First, a story: A while ago my brother was sitting at his desk and hit refresh on his my.yahoo.com window. He noticed the major markets were all down rather sharply, and the business section was leading with a story that markets had opened lower due to the release of several key numbers (housing starts, unemployment, etc). He thought to himself that maybe as an investor he should be better aware of when these numbers are published.
So off he goes to Ask Jeeves to find out, since he has had some success there before. He brings it up, and types: "When do the financial numbers come out in the morning?"
Ask Jeeves' best prepared response to this was:
Where can I find advice about how to confess my homosexuality to my parents?
He was so stunned that by the non sequitur that it took him a while to realize what had happened. Obviously, the search engine was picking up the keyword pairing "come out" and assuming that's what he probably meant.
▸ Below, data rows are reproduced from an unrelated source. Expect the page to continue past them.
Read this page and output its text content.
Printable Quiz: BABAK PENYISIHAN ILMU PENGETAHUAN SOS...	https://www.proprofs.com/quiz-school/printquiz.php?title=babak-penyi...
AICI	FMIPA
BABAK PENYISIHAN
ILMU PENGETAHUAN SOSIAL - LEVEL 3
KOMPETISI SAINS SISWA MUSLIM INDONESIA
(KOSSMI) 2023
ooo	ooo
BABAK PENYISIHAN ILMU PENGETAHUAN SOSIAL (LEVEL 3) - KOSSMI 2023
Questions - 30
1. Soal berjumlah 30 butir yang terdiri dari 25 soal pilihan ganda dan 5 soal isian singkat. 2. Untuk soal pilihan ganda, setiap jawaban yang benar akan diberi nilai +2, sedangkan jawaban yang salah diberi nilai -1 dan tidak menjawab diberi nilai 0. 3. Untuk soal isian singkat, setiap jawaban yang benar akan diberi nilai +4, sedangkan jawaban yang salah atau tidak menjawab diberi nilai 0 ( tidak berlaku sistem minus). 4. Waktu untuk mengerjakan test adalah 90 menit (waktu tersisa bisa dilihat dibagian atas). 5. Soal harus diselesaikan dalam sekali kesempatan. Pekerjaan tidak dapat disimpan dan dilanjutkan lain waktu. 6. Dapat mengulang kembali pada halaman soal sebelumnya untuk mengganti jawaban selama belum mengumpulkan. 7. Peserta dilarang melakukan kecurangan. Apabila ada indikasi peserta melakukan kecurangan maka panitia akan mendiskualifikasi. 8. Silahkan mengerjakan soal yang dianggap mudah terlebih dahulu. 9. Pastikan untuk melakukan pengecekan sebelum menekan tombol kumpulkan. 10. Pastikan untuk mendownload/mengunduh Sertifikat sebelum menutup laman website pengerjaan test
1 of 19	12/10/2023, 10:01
I tried the same search just now, and while the results are less dramatically wrong, they are essentially just as bad.
So my question is: Why design a search engine intending your usership to ask questions in natural language if you are just going to do statistically-ranked keyword searching like every other search engine? Granted it's well known that natural language processing (or NLP) is hard to do, and a good implementation is more or less equivalent to weak AI. But if I were Ask Jeeves I would be tempted to, well, make an attempt. I tried for about ten minutes to get Ask Jeeves to demonstrate that there was any NLP going on behind the scenes, and found no evidence.
I've been thinking of a list of questions that could be answered well with NLP but poorly otherwise. So far the best one is: "Where is the island of Java?". The only reason it gets even one response right there is that it partners with Britannica which has an entry for the place.
In Jeeves' defense, most everything on the web is just text and pictures, with no metadescription to use in order to make the NLP work. But they are in the unique position of preparing standard, canned answers to most of their frequently asked questions, and they have complete control over that content. Even a simple database where lexical tokens were identified with parts of speech would get you on your way. I'm not asking for the computer on the Enterprise, I just want it to realize I'm probably talking about, e.g., Java the island, not the language, and since I started with "Where is..." tell me that it's in the Indonesian archipelago.
It's not exactly my area of CS, but it occurs to me that the structure of the ideal representation of objects for a good NLP engine would be not unlike E2, except with all kinds of extra formalisms and rules imposed that would make it much harder to enter a node. Still, I wonder if the code could be adapted...hmm...